When online photo submission goes wrong
Online photo submission is a pretty straightforward process, and the parameters for an acceptable photo are fairly consistent across the board. But as one student in the UK has proven, drunkenly applying for an ISIC card and taking a photo with a Snapchat filter can yield some interesting results.
According to a report from The Independent, Daire Shaw, a 19-year-old law student at Liverpool’s John Moores University, posted on Facebook that he drunkenly applied for his National Union of Students (NUS) card and that he had uploaded a strange photo to be printed on the ID. The student’s post has since received more than 13,000 likes and seen more than 3,000 comments.

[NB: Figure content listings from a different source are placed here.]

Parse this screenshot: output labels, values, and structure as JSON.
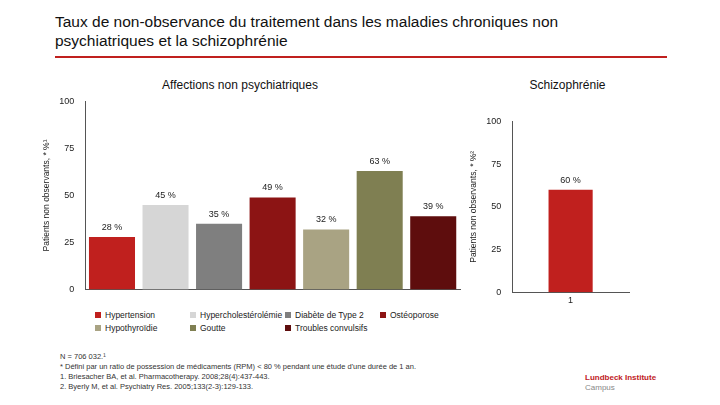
{
  "title": "Taux de non-observance du traitement dans les maladies chroniques non psychiatriques et la schizophrénie",
  "chart_data": [
    {
      "type": "bar",
      "title": "Affections non psychiatriques",
      "ylabel": "Patients non observants, * %¹",
      "categories": [
        "Hypertension",
        "Hypercholestérolémie",
        "Diabète de Type 2",
        "Ostéoporose",
        "Hypothyroïdie",
        "Goutte",
        "Troubles convulsifs"
      ],
      "values": [
        28,
        45,
        35,
        49,
        32,
        63,
        39
      ],
      "value_labels": [
        "28 %",
        "45 %",
        "35 %",
        "49 %",
        "32 %",
        "63 %",
        "39 %"
      ],
      "colors": [
        "#c0201e",
        "#d6d6d6",
        "#7f7f7f",
        "#8c1414",
        "#a9a383",
        "#7f7f52",
        "#5e0d0d"
      ],
      "ylim": [
        0,
        100
      ],
      "yticks": [
        0,
        25,
        50,
        75,
        100
      ],
      "grid": false,
      "data_labels": true,
      "tick_labels": "y",
      "legend": "bottom"
    },
    {
      "type": "bar",
      "title": "Schizophrénie",
      "ylabel": "Patients non observants, * %²",
      "categories": [
        "1"
      ],
      "values": [
        60
      ],
      "value_labels": [
        "60 %"
      ],
      "color": "#c0201e",
      "ylim": [
        0,
        100
      ],
      "yticks": [
        0,
        25,
        50,
        75,
        100
      ],
      "grid": false,
      "data_labels": true,
      "tick_labels": true
    }
  ],
  "footnotes": [
    "N = 706 032.¹",
    "* Défini par un ratio de possession de médicaments (RPM) < 80 % pendant une étude d'une durée de 1 an.",
    "1.  Briesacher BA, et al. Pharmacotherapy. 2008;28(4):437-443.",
    "2.  Byerly M, et al. Psychiatry Res. 2005;133(2-3):129-133."
  ],
  "logo": [
    "Lundbeck Institute",
    "Campus"
  ]
}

ISIC cards require a cardholder photo and allows the cardholder to select the photo to be used. This process is typically a seamless one, but in Shaw’s case the chosen photo was one with taken with a Snapchat filter that gave the student a warped head shape and bug eyes.
Shaw, a Belfast native, arrived home drunk at 5:30 a.m. on the night he ordered the card and took the ID photo using the Snapchat app. The rest was a blur according to the student, and he had “completely forgotten” that he created the card. That is until the card arrived in the mail.
No one from The National Union of Students, or ISIC has contacted Shaw regarding the puzzling photo. He also says that despite some strange looks from cashiers when using the ID, he has no intention of paying the £12 replacement fee to receive a new card.
This all comes after a similarly comical ID photo was printed to another student’s ISIC card last month. Another law student at Milton Keynes’ Open University was applying for her ISIC card and submitted a selfie of her and a cow — yes, a cow — that was taken while on a volunteer trip in Romania.
According to a report from Legal Cheek, the student said she assumed ISIC would crop or edit the cow out of the ID photo. Think again. The student also explained that the ISIC rules for photo upload “made no mention of Romanian cattle.”